I have an xml file and I want to manipulate the tags using the Java DOM, but its size is 25 gega-octets, so its telling me I can't and shows me this error:
Exception in thread "main" java.lang.OutOfMemoryError: Java heap space
public Frwiki() {
filePath = "D:\\compressed\\frwiki-latest-pages-articles.xml";
}
public void deletingTag() throws Exception {
DocumentBuilderFactory factory = DocumentBuilderFactory.newInstance();
Document doc = factory.newDocumentBuilder().parse(filePath);
NodeList nodes = doc.getElementsByTagName("*");
for (int j = 0; j < 3; j ) {
for (int i = 0; i < nodes.getLength(); i ) {
Node node = nodes.item(i);
if (!node.getNodeName().equals("id") && !node.getNodeName().equals("title")
&& !node.getNodeName().equals("text") && !node.getNodeName().equals("mediawiki")
&& !node.getNodeName().equals("revision") && !node.getNodeName().equals("page"))

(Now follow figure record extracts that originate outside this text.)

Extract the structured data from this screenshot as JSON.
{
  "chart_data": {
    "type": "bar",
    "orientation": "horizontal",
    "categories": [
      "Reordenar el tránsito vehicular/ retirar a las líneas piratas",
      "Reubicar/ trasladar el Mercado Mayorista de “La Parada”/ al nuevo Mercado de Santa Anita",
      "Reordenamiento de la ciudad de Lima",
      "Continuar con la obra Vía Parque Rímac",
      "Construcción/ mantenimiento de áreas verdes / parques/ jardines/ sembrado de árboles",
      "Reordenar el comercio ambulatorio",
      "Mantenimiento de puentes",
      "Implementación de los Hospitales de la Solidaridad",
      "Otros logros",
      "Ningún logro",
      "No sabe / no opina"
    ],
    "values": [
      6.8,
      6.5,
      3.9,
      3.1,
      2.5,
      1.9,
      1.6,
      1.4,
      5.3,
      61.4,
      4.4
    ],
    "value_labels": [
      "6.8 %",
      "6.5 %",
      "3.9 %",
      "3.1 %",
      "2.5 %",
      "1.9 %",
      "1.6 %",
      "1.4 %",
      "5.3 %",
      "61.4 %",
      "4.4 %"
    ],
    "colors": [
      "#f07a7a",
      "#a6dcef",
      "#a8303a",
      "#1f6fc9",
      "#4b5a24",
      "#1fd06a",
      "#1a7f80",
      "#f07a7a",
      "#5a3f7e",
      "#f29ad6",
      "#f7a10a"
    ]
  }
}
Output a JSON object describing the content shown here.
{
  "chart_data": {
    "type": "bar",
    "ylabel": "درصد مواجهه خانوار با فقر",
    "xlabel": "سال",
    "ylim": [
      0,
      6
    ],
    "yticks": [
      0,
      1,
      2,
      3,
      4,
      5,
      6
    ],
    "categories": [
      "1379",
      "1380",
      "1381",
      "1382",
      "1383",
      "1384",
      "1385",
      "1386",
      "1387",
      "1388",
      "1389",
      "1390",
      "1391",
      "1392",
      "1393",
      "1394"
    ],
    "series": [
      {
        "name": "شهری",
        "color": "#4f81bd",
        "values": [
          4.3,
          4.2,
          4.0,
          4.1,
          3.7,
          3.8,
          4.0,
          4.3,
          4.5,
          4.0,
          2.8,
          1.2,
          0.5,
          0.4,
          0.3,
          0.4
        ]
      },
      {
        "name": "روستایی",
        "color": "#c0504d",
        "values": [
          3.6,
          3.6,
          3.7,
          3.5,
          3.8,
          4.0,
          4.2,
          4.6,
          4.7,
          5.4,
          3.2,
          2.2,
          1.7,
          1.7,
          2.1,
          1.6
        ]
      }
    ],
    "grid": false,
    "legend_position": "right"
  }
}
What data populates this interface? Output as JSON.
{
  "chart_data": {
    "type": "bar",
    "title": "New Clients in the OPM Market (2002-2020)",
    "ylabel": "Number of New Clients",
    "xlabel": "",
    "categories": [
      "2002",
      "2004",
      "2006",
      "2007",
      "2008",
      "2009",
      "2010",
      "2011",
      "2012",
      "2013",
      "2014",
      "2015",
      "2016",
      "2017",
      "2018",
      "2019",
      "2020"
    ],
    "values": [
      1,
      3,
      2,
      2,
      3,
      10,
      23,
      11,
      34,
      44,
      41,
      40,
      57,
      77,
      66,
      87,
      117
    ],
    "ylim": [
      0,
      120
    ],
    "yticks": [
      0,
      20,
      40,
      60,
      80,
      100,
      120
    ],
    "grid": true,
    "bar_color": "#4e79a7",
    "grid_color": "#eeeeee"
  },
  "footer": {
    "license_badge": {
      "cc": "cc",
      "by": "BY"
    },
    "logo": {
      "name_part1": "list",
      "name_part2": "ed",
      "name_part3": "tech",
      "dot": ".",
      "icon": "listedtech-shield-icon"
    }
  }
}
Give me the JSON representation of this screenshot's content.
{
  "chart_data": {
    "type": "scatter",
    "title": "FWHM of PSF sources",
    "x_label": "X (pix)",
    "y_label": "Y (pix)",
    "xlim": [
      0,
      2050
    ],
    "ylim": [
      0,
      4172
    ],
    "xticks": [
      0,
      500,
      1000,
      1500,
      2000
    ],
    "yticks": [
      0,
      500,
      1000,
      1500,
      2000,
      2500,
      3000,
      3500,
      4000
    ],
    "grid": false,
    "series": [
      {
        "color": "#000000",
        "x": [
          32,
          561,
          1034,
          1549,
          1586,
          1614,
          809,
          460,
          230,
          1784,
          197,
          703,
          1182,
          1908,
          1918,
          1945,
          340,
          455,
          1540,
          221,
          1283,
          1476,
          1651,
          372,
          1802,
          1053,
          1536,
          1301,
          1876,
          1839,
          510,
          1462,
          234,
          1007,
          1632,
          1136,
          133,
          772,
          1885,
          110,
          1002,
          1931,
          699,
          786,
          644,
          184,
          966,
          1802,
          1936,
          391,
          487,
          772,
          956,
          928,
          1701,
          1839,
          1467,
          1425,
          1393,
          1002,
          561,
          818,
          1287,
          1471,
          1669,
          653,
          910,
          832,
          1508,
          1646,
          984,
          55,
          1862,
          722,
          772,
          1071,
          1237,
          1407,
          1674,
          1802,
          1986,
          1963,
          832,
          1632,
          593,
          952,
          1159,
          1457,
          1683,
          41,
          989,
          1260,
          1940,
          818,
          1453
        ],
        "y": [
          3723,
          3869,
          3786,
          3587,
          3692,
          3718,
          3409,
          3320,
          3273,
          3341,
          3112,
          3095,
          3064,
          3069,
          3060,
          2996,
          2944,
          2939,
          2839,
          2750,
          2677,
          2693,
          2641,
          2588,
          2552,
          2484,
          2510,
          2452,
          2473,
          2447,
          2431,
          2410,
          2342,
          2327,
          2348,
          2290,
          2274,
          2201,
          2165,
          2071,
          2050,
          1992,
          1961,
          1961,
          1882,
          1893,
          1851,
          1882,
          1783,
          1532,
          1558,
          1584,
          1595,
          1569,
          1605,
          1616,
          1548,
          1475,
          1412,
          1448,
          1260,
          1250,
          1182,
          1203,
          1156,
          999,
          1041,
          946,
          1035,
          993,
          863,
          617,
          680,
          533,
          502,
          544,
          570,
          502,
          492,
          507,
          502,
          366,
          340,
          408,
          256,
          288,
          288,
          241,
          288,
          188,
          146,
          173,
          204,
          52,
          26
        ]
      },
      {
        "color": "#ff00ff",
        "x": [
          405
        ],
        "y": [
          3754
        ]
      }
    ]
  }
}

node.getParentNode().removeChild(node);
}
}
Transformer transformer = TransformerFactory.newInstance().newTransformer();
transformer.transform(new DOMSource(doc), new StreamResult(filePath));
}
CodePudding user response:
You can split a large file into smaller files using XSLT 3.0 streaming, like this:
<xsl:transform version="3.0" xmlns:xsl="http://www.w3.org/1999/XSL/Transform">
<xsl:template name="xsl:initial-template">
<xsl:source-document streamable="yes" href="frwiki-latest-pages-articles.xml">
<xsl:for-each-group ....>
<xsl:result-document href="......">
<part><xsl:copy-of select="current-group()"/></part>
</xsl:result-document>
</xsl:for-each-group>
</xsl:source-document>
</xsl:template>
</xsl:transform>
The "..." parts depend on how you want to split the document and name the result files.
Although XSLT 3.0 streaming is a W3C specification, the only implementation available at the moment is my company's Saxon-EE processor.
CodePudding user response:
Split the large XML file into smaller chunks and process them separately.